TopGum Industries Ltd., a global leader in functional gummy delivery systems, has announced the completion of its acquisition of PL Developments’ (PLD) U.S. gummy manufacturing operations. The transaction, valued at up to $35 million, represents a structural shift for the organisation, transitioning TopGum from an international exporter to a domestic U.S. manufacturer capable of producing high-integrity pharmaceutical-grade gummies.
The move marks the birth of a new category in consumer health: the "pharmaceutical gummy," which TopGum predicts will follow the rapid growth trajectory experienced by the dietary supplement (VMS) market over the last 15 years.
Entry into Pharmaceutical Delivery Systems
The centrepiece of the acquisition is a purpose-built facility engineered to FDA pharmaceutical standards.
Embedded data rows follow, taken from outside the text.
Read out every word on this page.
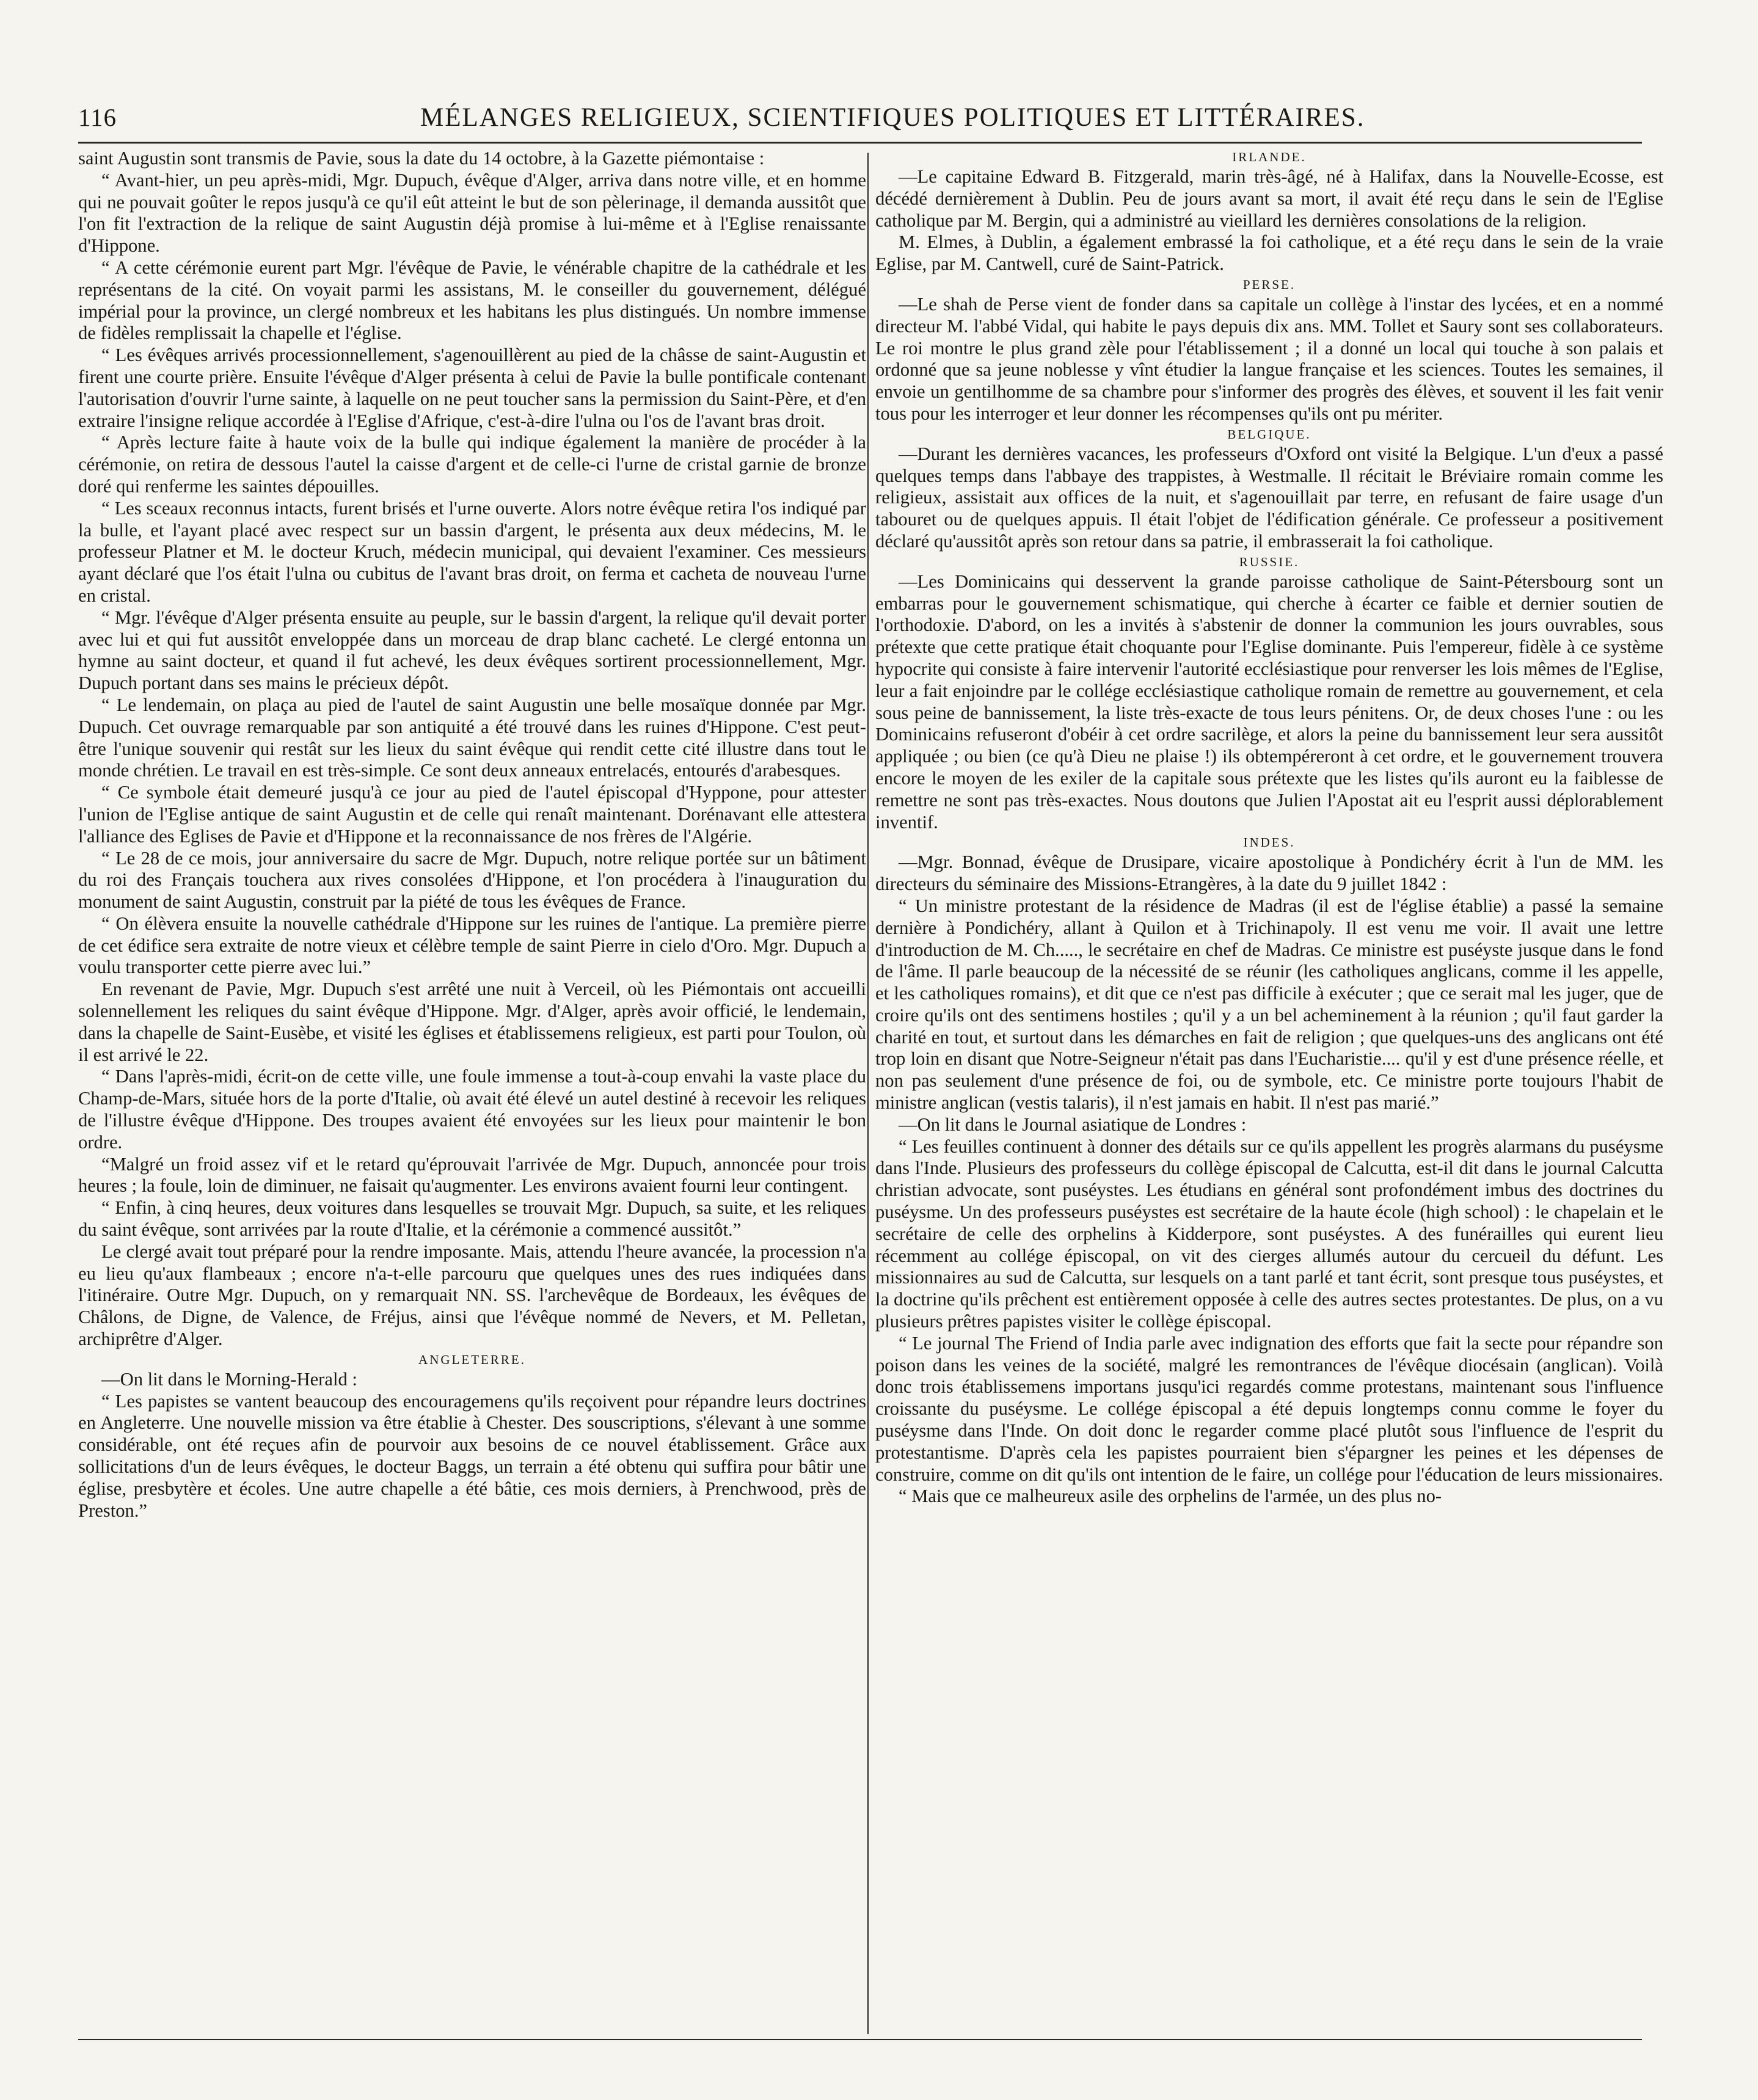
116	MÉLANGES RELIGIEUX, SCIENTIFIQUES POLITIQUES ET LITTÉRAIRES.

saint Augustin sont transmis de Pavie, sous la date du 14 octobre, à la Gazette piémontaise :

“ Avant-hier, un peu après-midi, Mgr. Dupuch, évêque d'Alger, arriva dans notre ville, et en homme qui ne pouvait goûter le repos jusqu'à ce qu'il eût atteint le but de son pèlerinage, il demanda aussitôt que l'on fit l'extraction de la relique de saint Augustin déjà promise à lui-même et à l'Eglise renaissante d'Hippone.

“ A cette cérémonie eurent part Mgr. l'évêque de Pavie, le vénérable chapitre de la cathédrale et les représentans de la cité. On voyait parmi les assistans, M. le conseiller du gouvernement, délégué impérial pour la province, un clergé nombreux et les habitans les plus distingués. Un nombre immense de fidèles remplissait la chapelle et l'église.

“ Les évêques arrivés processionnellement, s'agenouillèrent au pied de la châsse de saint-Augustin et firent une courte prière. Ensuite l'évêque d'Alger présenta à celui de Pavie la bulle pontificale contenant l'autorisation d'ouvrir l'urne sainte, à laquelle on ne peut toucher sans la permission du Saint-Père, et d'en extraire l'insigne relique accordée à l'Eglise d'Afrique, c'est-à-dire l'ulna ou l'os de l'avant bras droit.

“ Après lecture faite à haute voix de la bulle qui indique également la manière de procéder à la cérémonie, on retira de dessous l'autel la caisse d'argent et de celle-ci l'urne de cristal garnie de bronze doré qui renferme les saintes dépouilles.

“ Les sceaux reconnus intacts, furent brisés et l'urne ouverte. Alors notre évêque retira l'os indiqué par la bulle, et l'ayant placé avec respect sur un bassin d'argent, le présenta aux deux médecins, M. le professeur Platner et M. le docteur Kruch, médecin municipal, qui devaient l'examiner. Ces messieurs ayant déclaré que l'os était l'ulna ou cubitus de l'avant bras droit, on ferma et cacheta de nouveau l'urne en cristal.

“ Mgr. l'évêque d'Alger présenta ensuite au peuple, sur le bassin d'argent, la relique qu'il devait porter avec lui et qui fut aussitôt enveloppée dans un morceau de drap blanc cacheté. Le clergé entonna un hymne au saint docteur, et quand il fut achevé, les deux évêques sortirent processionnellement, Mgr. Dupuch portant dans ses mains le précieux dépôt.

“ Le lendemain, on plaça au pied de l'autel de saint Augustin une belle mosaïque donnée par Mgr. Dupuch. Cet ouvrage remarquable par son antiquité a été trouvé dans les ruines d'Hippone. C'est peut-être l'unique souvenir qui restât sur les lieux du saint évêque qui rendit cette cité illustre dans tout le monde chrétien. Le travail en est très-simple. Ce sont deux anneaux entrelacés, entourés d'arabesques.

“ Ce symbole était demeuré jusqu'à ce jour au pied de l'autel épiscopal d'Hyppone, pour attester l'union de l'Eglise antique de saint Augustin et de celle qui renaît maintenant. Dorénavant elle attestera l'alliance des Eglises de Pavie et d'Hippone et la reconnaissance de nos frères de l'Algérie.

“ Le 28 de ce mois, jour anniversaire du sacre de Mgr. Dupuch, notre relique portée sur un bâtiment du roi des Français touchera aux rives consolées d'Hippone, et l'on procédera à l'inauguration du monument de saint Augustin, construit par la piété de tous les évêques de France.

“ On élèvera ensuite la nouvelle cathédrale d'Hippone sur les ruines de l'antique. La première pierre de cet édifice sera extraite de notre vieux et célèbre temple de saint Pierre in cielo d'Oro. Mgr. Dupuch a voulu transporter cette pierre avec lui.”

En revenant de Pavie, Mgr. Dupuch s'est arrêté une nuit à Verceil, où les Piémontais ont accueilli solennellement les reliques du saint évêque d'Hippone. Mgr. d'Alger, après avoir officié, le lendemain, dans la chapelle de Saint-Eusèbe, et visité les églises et établissemens religieux, est parti pour Toulon, où il est arrivé le 22.

“ Dans l'après-midi, écrit-on de cette ville, une foule immense a tout-à-coup envahi la vaste place du Champ-de-Mars, située hors de la porte d'Italie, où avait été élevé un autel destiné à recevoir les reliques de l'illustre évêque d'Hippone. Des troupes avaient été envoyées sur les lieux pour maintenir le bon ordre.

“Malgré un froid assez vif et le retard qu'éprouvait l'arrivée de Mgr. Dupuch, annoncée pour trois heures ; la foule, loin de diminuer, ne faisait qu'augmenter. Les environs avaient fourni leur contingent.

“ Enfin, à cinq heures, deux voitures dans lesquelles se trouvait Mgr. Dupuch, sa suite, et les reliques du saint évêque, sont arrivées par la route d'Italie, et la cérémonie a commencé aussitôt.”

Le clergé avait tout préparé pour la rendre imposante. Mais, attendu l'heure avancée, la procession n'a eu lieu qu'aux flambeaux ; encore n'a-t-elle parcouru que quelques unes des rues indiquées dans l'itinéraire. Outre Mgr. Dupuch, on y remarquait NN. SS. l'archevêque de Bordeaux, les évêques de Châlons, de Digne, de Valence, de Fréjus, ainsi que l'évêque nommé de Nevers, et M. Pelletan, archiprêtre d'Alger.

ANGLETERRE.

—On lit dans le Morning-Herald :

“ Les papistes se vantent beaucoup des encouragemens qu'ils reçoivent pour répandre leurs doctrines en Angleterre. Une nouvelle mission va être établie à Chester. Des souscriptions, s'élevant à une somme considérable, ont été reçues afin de pourvoir aux besoins de ce nouvel établissement. Grâce aux sollicitations d'un de leurs évêques, le docteur Baggs, un terrain a été obtenu qui suffira pour bâtir une église, presbytère et écoles. Une autre chapelle a été bâtie, ces mois derniers, à Prenchwood, près de Preston.”

IRLANDE.

—Le capitaine Edward B. Fitzgerald, marin très-âgé, né à Halifax, dans la Nouvelle-Ecosse, est décédé dernièrement à Dublin. Peu de jours avant sa mort, il avait été reçu dans le sein de l'Eglise catholique par M. Bergin, qui a administré au vieillard les dernières consolations de la religion.

M. Elmes, à Dublin, a également embrassé la foi catholique, et a été reçu dans le sein de la vraie Eglise, par M. Cantwell, curé de Saint-Patrick.

PERSE.

—Le shah de Perse vient de fonder dans sa capitale un collège à l'instar des lycées, et en a nommé directeur M. l'abbé Vidal, qui habite le pays depuis dix ans. MM. Tollet et Saury sont ses collaborateurs. Le roi montre le plus grand zèle pour l'établissement ; il a donné un local qui touche à son palais et ordonné que sa jeune noblesse y vînt étudier la langue française et les sciences. Toutes les semaines, il envoie un gentilhomme de sa chambre pour s'informer des progrès des élèves, et souvent il les fait venir tous pour les interroger et leur donner les récompenses qu'ils ont pu mériter.

BELGIQUE.

—Durant les dernières vacances, les professeurs d'Oxford ont visité la Belgique. L'un d'eux a passé quelques temps dans l'abbaye des trappistes, à Westmalle. Il récitait le Bréviaire romain comme les religieux, assistait aux offices de la nuit, et s'agenouillait par terre, en refusant de faire usage d'un tabouret ou de quelques appuis. Il était l'objet de l'édification générale. Ce professeur a positivement déclaré qu'aussitôt après son retour dans sa patrie, il embrasserait la foi catholique.

RUSSIE.

—Les Dominicains qui desservent la grande paroisse catholique de Saint-Pétersbourg sont un embarras pour le gouvernement schismatique, qui cherche à écarter ce faible et dernier soutien de l'orthodoxie. D'abord, on les a invités à s'abstenir de donner la communion les jours ouvrables, sous prétexte que cette pratique était choquante pour l'Eglise dominante. Puis l'empereur, fidèle à ce système hypocrite qui consiste à faire intervenir l'autorité ecclésiastique pour renverser les lois mêmes de l'Eglise, leur a fait enjoindre par le collége ecclésiastique catholique romain de remettre au gouvernement, et cela sous peine de bannissement, la liste très-exacte de tous leurs pénitens. Or, de deux choses l'une : ou les Dominicains refuseront d'obéir à cet ordre sacrilège, et alors la peine du bannissement leur sera aussitôt appliquée ; ou bien (ce qu'à Dieu ne plaise !) ils obtempéreront à cet ordre, et le gouvernement trouvera encore le moyen de les exiler de la capitale sous prétexte que les listes qu'ils auront eu la faiblesse de remettre ne sont pas très-exactes. Nous doutons que Julien l'Apostat ait eu l'esprit aussi déplorablement inventif.

INDES.

—Mgr. Bonnad, évêque de Drusipare, vicaire apostolique à Pondichéry écrit à l'un de MM. les directeurs du séminaire des Missions-Etrangères, à la date du 9 juillet 1842 :

“ Un ministre protestant de la résidence de Madras (il est de l'église établie) a passé la semaine dernière à Pondichéry, allant à Quilon et à Trichinapoly. Il est venu me voir. Il avait une lettre d'introduction de M. Ch....., le secrétaire en chef de Madras. Ce ministre est puséyste jusque dans le fond de l'âme. Il parle beaucoup de la nécessité de se réunir (les catholiques anglicans, comme il les appelle, et les catholiques romains), et dit que ce n'est pas difficile à exécuter ; que ce serait mal les juger, que de croire qu'ils ont des sentimens hostiles ; qu'il y a un bel acheminement à la réunion ; qu'il faut garder la charité en tout, et surtout dans les démarches en fait de religion ; que quelques-uns des anglicans ont été trop loin en disant que Notre-Seigneur n'était pas dans l'Eucharistie.... qu'il y est d'une présence réelle, et non pas seulement d'une présence de foi, ou de symbole, etc. Ce ministre porte toujours l'habit de ministre anglican (vestis talaris), il n'est jamais en habit. Il n'est pas marié.”

—On lit dans le Journal asiatique de Londres :

“ Les feuilles continuent à donner des détails sur ce qu'ils appellent les progrès alarmans du puséysme dans l'Inde. Plusieurs des professeurs du collège épiscopal de Calcutta, est-il dit dans le journal Calcutta christian advocate, sont puséystes. Les étudians en général sont profondément imbus des doctrines du puséysme. Un des professeurs puséystes est secrétaire de la haute école (high school) : le chapelain et le secrétaire de celle des orphelins à Kidderpore, sont puséystes. A des funérailles qui eurent lieu récemment au collége épiscopal, on vit des cierges allumés autour du cercueil du défunt. Les missionnaires au sud de Calcutta, sur lesquels on a tant parlé et tant écrit, sont presque tous puséystes, et la doctrine qu'ils prêchent est entièrement opposée à celle des autres sectes protestantes. De plus, on a vu plusieurs prêtres papistes visiter le collège épiscopal.

“ Le journal The Friend of India parle avec indignation des efforts que fait la secte pour répandre son poison dans les veines de la société, malgré les remontrances de l'évêque diocésain (anglican). Voilà donc trois établissemens importans jusqu'ici regardés comme protestans, maintenant sous l'influence croissante du puséysme. Le collége épiscopal a été depuis longtemps connu comme le foyer du puséysme dans l'Inde. On doit donc le regarder comme placé plutôt sous l'influence de l'esprit du protestantisme. D'après cela les papistes pourraient bien s'épargner les peines et les dépenses de construire, comme on dit qu'ils ont intention de le faire, un collége pour l'éducation de leurs missionaires.

“ Mais que ce malheureux asile des orphelins de l'armée, un des plus no-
This infrastructure allows TopGum to move beyond standard vitamins and minerals into regulated Over-the-Counter (OTC) and prescription-adjacent medicines.
Eyal Shohat, CEO of TopGum, stated that the transaction provides a "unique foothold" in the emerging pharmaceutical gummy market. By partnering with PLD, a dominant player in U.S. generic pharmaceuticals, TopGum secures immediate access to major retail chains for store-brand liquid-adjacent solids.
Technical Innovation
A primary differentiator for the newly acquired operation is its advanced development pipeline. TopGum is currently utilising two critical regulatory mechanisms to bring "enjoyable dosage forms" to the medical market:
OTC Monograph Framework: Streamlining the delivery of established active ingredients in gummy formats.
FDA 505(b)(2) Pathway: A specialised technical route that enables approval for new dosage forms of existing drugs. This provides TopGum and its partners with a minimum of three years of marketing exclusivity for specific pharmaceutical gummy products targeted for 2027 and 2028.
Furthermore, the facility is being evaluated for Australian TGA certification, signalling TopGum’s intent to build a sovereign global supply chain across North America, the Middle East, and Oceania.
Financial Structure and Expansion Headroom
The $35 million consideration is funded through existing resources and a performance-based share structure. At closing, PLD received $10 million in cash and $8 million in TopGum shares. A further $17 million is tied to commercial and regulatory milestones, which, if achieved, would make PLD a major shareholder with approximately 4% equity.
Operational Scaling Potential
The U.S. facility is characterised by significant "headroom." TopGum has confirmed that the existing infrastructure can support more than a doubling of production capacity through the addition of new lines without requiring substantial incremental capital investment. This scalability is essential for meeting the rising demand for "Made in USA" supply chains among domestic retailers.
The acquisition arrives as TopGum reports a period of accelerated growth, reaching a $120 million annualised revenue run-rate in late 2025. Following the 2025 acquisitions of Island Abbey in Canada and the commissioning of a new Sderot facility in Israel, the PLD deal secures TopGum’s role as the primary infrastructure provider for the next generation of healthcare delivery.
Industry analysts expect 2026 to be a transitional integration year. While the acquired unit is projected to contribute low single-digit millions in revenue during the first 12 months, its role as an innovation hub for the $20 billion U.S. generic drug market positions TopGum to lead the industry’s transition from pills and capsules to enjoyable, high-efficacy alternatives.